I find his use of line and mark making from dots to cross hatching to more free lines, really inspirational. Perhaps the most interesting thing from my point of view though was his bold use of blank space. He uses line drawn figures/scenes and silhouette in foregrounds and backgrounds to draw the eye around the image. He also uses vast areas of white or black space, which are seldom related to light source, but more to mood atmosphere or simply to balance his composition. 

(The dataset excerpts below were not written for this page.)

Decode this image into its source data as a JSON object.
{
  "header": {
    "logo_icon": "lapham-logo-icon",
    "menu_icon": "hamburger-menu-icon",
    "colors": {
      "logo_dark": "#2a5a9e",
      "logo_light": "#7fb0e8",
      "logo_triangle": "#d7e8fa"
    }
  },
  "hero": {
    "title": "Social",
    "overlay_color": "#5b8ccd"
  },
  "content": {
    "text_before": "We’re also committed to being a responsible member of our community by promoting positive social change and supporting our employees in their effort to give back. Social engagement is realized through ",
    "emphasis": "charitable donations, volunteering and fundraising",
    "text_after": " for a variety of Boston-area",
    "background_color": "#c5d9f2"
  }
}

His humour reminds me of Wallace and Gromit, i think Nick Park must have been a fan! Also, he followed the basic rule of comedy that a 'funny' character must have absolutely no  idea that he is funny! Robinson feels it's important that his comic character, Uncle Lubin, takes himself very seriously, just as Basil Fawlty takes himself too seriously and has an over-inflated sense of his own status. The purety of his succesful images is astounding, it's precision and detail and his ability to draw an entire scene is something that I will try to learn from.

Black and White

As somebody who often works in black and white and tone, I thought that this might be quite an easy exercise, and I was surprised at how challenging it was.

I took the word 'Journey', and played with several types of drawings in my sketchbook.
Eventually I worked up 1 of the images, which had more of a metaphorical theme and using pen transfered it to an A3 image.



pen on cartridge paper

Not having easy access to a photocopier, I decided to try the exercise on the computer, so I inverted the image. 

computer generated inverted image
And then started to cut and paste - first using the 'end of the journey' as a black hole and then using it as a white light and seeing the difference that this made to the mood of the image. 

white trees - innocence?
Black trees, more threatenting, but bright path  leads the couple clearly to the end point


To put it simplistically, the figures appear innocent when they are white, as if facing a black and threatening future. When this is inverted, the figures appear more certain and confident, but the black trees are also very threatening, so the future doesn't look altogether rosy for them! The tonal images are more focused, more definite and more satisfying than the line image, which is impersonal and cold. 

I was horrified to find that both my friend, with whom I am doing the course and my husband saw something reminicent of female genitalia in the image, but now they have said it - I can't get it out of my head, so I decided to have another go. 
I also wanted to have a go at someth was less regular - where the areas of black and white were more varied. So I worked up another image.


I inverted it...
Then played with the black and white areas and am pretty happy with the results.


I'm pleased with this image, there is more to discover as you look at the image. Not sure about the white leaves on the bottom left though. Might have to go back and get rid of them. 

A bit better! I know that there are some lines still left on the image, but I felt it needed them. I wanted some white stones on the path, somehow all black would have been too regular and uninteresting. I suppose it would be worth inverting the whole thing too.


For some reason it now looks a bit like the figure is walking along a stream with a sunset. Not sure that I like this one. I think it would be better if the trees were dark too.


The result is more of a fantasy image than I predicted. It's got a sort of fairytale quality about it. 

While doing this exercise I visited Woking Lightbox where there was an exhibition of Heath Robinson Illustrations, and I found these really quite inspirational. More on this to follow.